The three big names here do their best with sometimes impossibly stilted material — Witherspoon, as the chatty Mrs. Whatsit, is the standout. However, they, along with Pine, Mbatha-Raw, and Zach Galifianakis (as the Happy Medium) all exist as support for the three main kid characters. Reid delivers the best performance, although both Miller and McCabe try their best with characters who have only been slightly fleshed out from how L'Engle wrote them. Still, once the three kids are set on a specific mission and the three Mrs. are off-screen for an extended period of time, the film is at its strongest.
What is perhaps most striking about A Wrinkle in Time are its technical elements. Not all of the effects work as intended— the famous scene where Meg, Calvin, and Charles Wallace are confronted with a suburban neighborhood where each house and its denizens all act in the same robotically conformist fashion has painfully noticeable green-screen, for example. But DuVernay, along with cinematographer Tobias Schliessler and editor Spencer Averick, aim for something unique in the framing and cutting of many sequences and shots. There's an off-kilter, claustrophobic and hemmed-in quality to Wrinkle; where other big-budget films might open up, the shots and pacing here feel deliberately disjointed and off-center. Once Meg and the others travel to other planets to rescue her dad, it's almost cruel for the filmmakers to not give a bigger sense of scope via wide shots. But even if the gambit doesn't always work, its very existence here is impressive.

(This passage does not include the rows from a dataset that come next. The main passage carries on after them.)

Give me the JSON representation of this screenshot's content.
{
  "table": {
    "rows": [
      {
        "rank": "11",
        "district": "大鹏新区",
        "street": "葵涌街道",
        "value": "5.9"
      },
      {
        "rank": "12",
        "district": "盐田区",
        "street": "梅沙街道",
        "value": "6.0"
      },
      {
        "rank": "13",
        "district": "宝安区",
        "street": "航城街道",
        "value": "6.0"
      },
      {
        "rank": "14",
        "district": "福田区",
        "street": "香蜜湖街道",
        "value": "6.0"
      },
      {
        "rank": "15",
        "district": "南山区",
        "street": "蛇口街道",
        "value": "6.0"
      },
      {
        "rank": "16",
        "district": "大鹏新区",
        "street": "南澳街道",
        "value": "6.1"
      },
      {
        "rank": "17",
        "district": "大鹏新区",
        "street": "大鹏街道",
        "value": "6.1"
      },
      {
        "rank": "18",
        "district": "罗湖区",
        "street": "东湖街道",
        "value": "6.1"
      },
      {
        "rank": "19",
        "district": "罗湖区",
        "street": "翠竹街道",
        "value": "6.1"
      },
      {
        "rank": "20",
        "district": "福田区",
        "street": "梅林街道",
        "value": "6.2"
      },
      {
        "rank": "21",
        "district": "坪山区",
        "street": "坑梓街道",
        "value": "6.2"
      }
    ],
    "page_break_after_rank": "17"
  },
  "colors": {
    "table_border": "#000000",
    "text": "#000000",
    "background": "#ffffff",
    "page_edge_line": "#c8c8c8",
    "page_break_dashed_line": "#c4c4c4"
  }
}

There are some scenes in A Wrinkle in Time that run the gamut of emotion, leaping from feeling transcendent to awkward to painful to fascinating in the span of a minute or two. The film is undeniably flawed and messy, but there is a strong, passionate sense of heartbreak at its core, and the underlying message of hope and love manages to be both corny and aspirational. For all of its heady ideas, A Wrinkle in Time succeeds emotionally. For all its flaws, it has a sterling lead performance, some unexpectedly resonant images, and an unerring sense of the woman behind the camera bringing this all to life. A Wrinkle in Time may be messy, but in a uniquely admirable way.